La bruja asintió lentamente.
—Fue hace muchos años, pero ese caso era diferente. La niña entonces estaba poseída completamente por el espíritu, y cuando envié al espíritu de regreso, la niña se convirtió en otra persona por completo. Cada momento que había vivido antes de entonces se fue con el espíritu, porque había sido quien tenía la posesión completa del cuerpo. Pero dado que el alma de su esposa solo está compartida a medias, la división será por la mitad.
Los ojos de Belle se desviaron hacia su marido, quien había terminado de encender las velas y ahora estaba apoyado contra la pared con los brazos cruzados sobre el pecho mientras escuchaba lo que la mujer estaba diciendo. Notó cómo sus cejas se fruncieron ante el peso de la información.
—¿Quiere decir que lo que moldea a mi esposa en quien es ahora tiene algo que ver con el alma unida a ella? —preguntó, descruzando los brazos y metiendo las manos en sus bolsillos, un oscuro ceño frunciendo sus rasgos.
No había imaginado que Isabelle tuviera tales derechos iguales en el cuerpo de Belle, aunque no se mentiría a sí mismo, hubo ese momento en la antigua mansión Dawson cuando se había sentido atraído por las posesiones de Isabelle tal como lo hacía con su esposa. No quería pensar que ella era parte de lo que amaba de Isa.
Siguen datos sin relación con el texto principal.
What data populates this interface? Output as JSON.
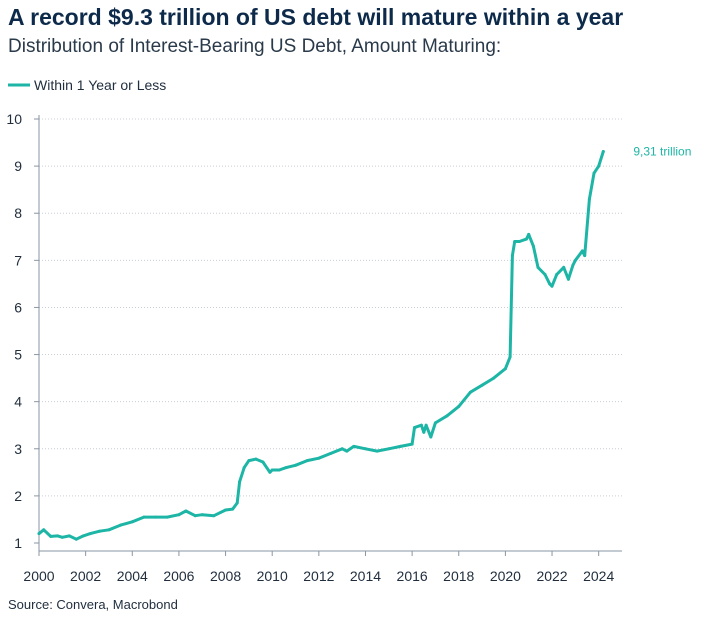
{
  "title": "A record $9.3 trillion of US debt will mature within a year",
  "subtitle": "Distribution of Interest-Bearing US Debt, Amount Maturing:",
  "source": "Source: Convera, Macrobond",
  "chart_data": {
    "type": "line",
    "title": "A record $9.3 trillion of US debt will mature within a year",
    "subtitle": "Distribution of Interest-Bearing US Debt, Amount Maturing:",
    "xlabel": "",
    "ylabel": "",
    "xlim": [
      2000,
      2025
    ],
    "ylim": [
      1,
      10
    ],
    "xticks": [
      "2000",
      "2002",
      "2004",
      "2006",
      "2008",
      "2010",
      "2012",
      "2014",
      "2016",
      "2018",
      "2020",
      "2022",
      "2024"
    ],
    "yticks": [
      "1",
      "2",
      "3",
      "4",
      "5",
      "6",
      "7",
      "8",
      "9",
      "10"
    ],
    "grid": "horizontal-dotted",
    "legend": "top-left",
    "color": "#1db5a6",
    "annotation": "9,31 trillion",
    "series": [
      {
        "name": "Within 1 Year or Less",
        "x": [
          2000.0,
          2000.2,
          2000.5,
          2000.8,
          2001.0,
          2001.3,
          2001.6,
          2001.9,
          2002.2,
          2002.6,
          2003.0,
          2003.5,
          2004.0,
          2004.5,
          2005.0,
          2005.5,
          2006.0,
          2006.3,
          2006.7,
          2007.0,
          2007.5,
          2008.0,
          2008.3,
          2008.5,
          2008.6,
          2008.8,
          2009.0,
          2009.3,
          2009.6,
          2009.9,
          2010.0,
          2010.3,
          2010.6,
          2011.0,
          2011.5,
          2012.0,
          2012.5,
          2013.0,
          2013.2,
          2013.5,
          2014.0,
          2014.5,
          2015.0,
          2015.5,
          2016.0,
          2016.1,
          2016.4,
          2016.5,
          2016.6,
          2016.8,
          2017.0,
          2017.5,
          2018.0,
          2018.5,
          2019.0,
          2019.5,
          2020.0,
          2020.2,
          2020.3,
          2020.4,
          2020.6,
          2020.9,
          2021.0,
          2021.2,
          2021.4,
          2021.7,
          2021.9,
          2022.0,
          2022.2,
          2022.5,
          2022.7,
          2022.9,
          2023.0,
          2023.3,
          2023.4,
          2023.6,
          2023.8,
          2024.0,
          2024.2
        ],
        "values": [
          1.2,
          1.28,
          1.14,
          1.15,
          1.12,
          1.15,
          1.08,
          1.15,
          1.2,
          1.25,
          1.28,
          1.38,
          1.45,
          1.55,
          1.55,
          1.55,
          1.6,
          1.68,
          1.58,
          1.6,
          1.58,
          1.7,
          1.72,
          1.85,
          2.3,
          2.6,
          2.75,
          2.78,
          2.72,
          2.5,
          2.55,
          2.55,
          2.6,
          2.65,
          2.75,
          2.8,
          2.9,
          3.0,
          2.95,
          3.05,
          3.0,
          2.95,
          3.0,
          3.05,
          3.1,
          3.45,
          3.5,
          3.35,
          3.5,
          3.25,
          3.55,
          3.7,
          3.9,
          4.2,
          4.35,
          4.5,
          4.7,
          4.95,
          7.1,
          7.4,
          7.4,
          7.45,
          7.55,
          7.3,
          6.85,
          6.7,
          6.5,
          6.45,
          6.7,
          6.85,
          6.6,
          6.9,
          7.0,
          7.2,
          7.1,
          8.3,
          8.85,
          9.0,
          9.31
        ]
      }
    ]
  }
}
—Sí. Pero como dije, ella tiene la oportunidad de recuperarse y sentirse completa nuevamente. Sin embargo, como aún no me he acercado al espíritu, no sé con certeza cuánto reclamo tiene sobre ese cuerpo. Si puede venir a recostarse aquí, Su Gracia —los ojos azules de la mujer se movieron hacia Belle mientras le indicaba que viniera a recostarse en medio de las velas y el intrincado hechizo que había dibujado en el suelo.
Rohan se apartó de la pared y caminó hacia Belle, tomándole la mano y ayudándola a ponerse de pie. Pero no la llevó al círculo inmediatamente. En cambio, la envolvió con sus brazos.
—¿Quieres hacer esto? —preguntó suavemente.
Si Isabelle no fuera una amenaza para su vida, no habría arriesgado que perdiera los recuerdos que habían construido juntos o la aterradora posibilidad de que se convirtiera en alguien completamente diferente. Pero vivir con un alma muerta conllevaba muchos más riesgos que no tenerla en absoluto. No podría ser convertida en vampiro con esa conexión con los muertos, y existía el constante peligro de que fuera arrastrada a la tierra de los muertos, posiblemente para siempre.
Pero lo que más le importaba ahora era escuchar lo que ella quería.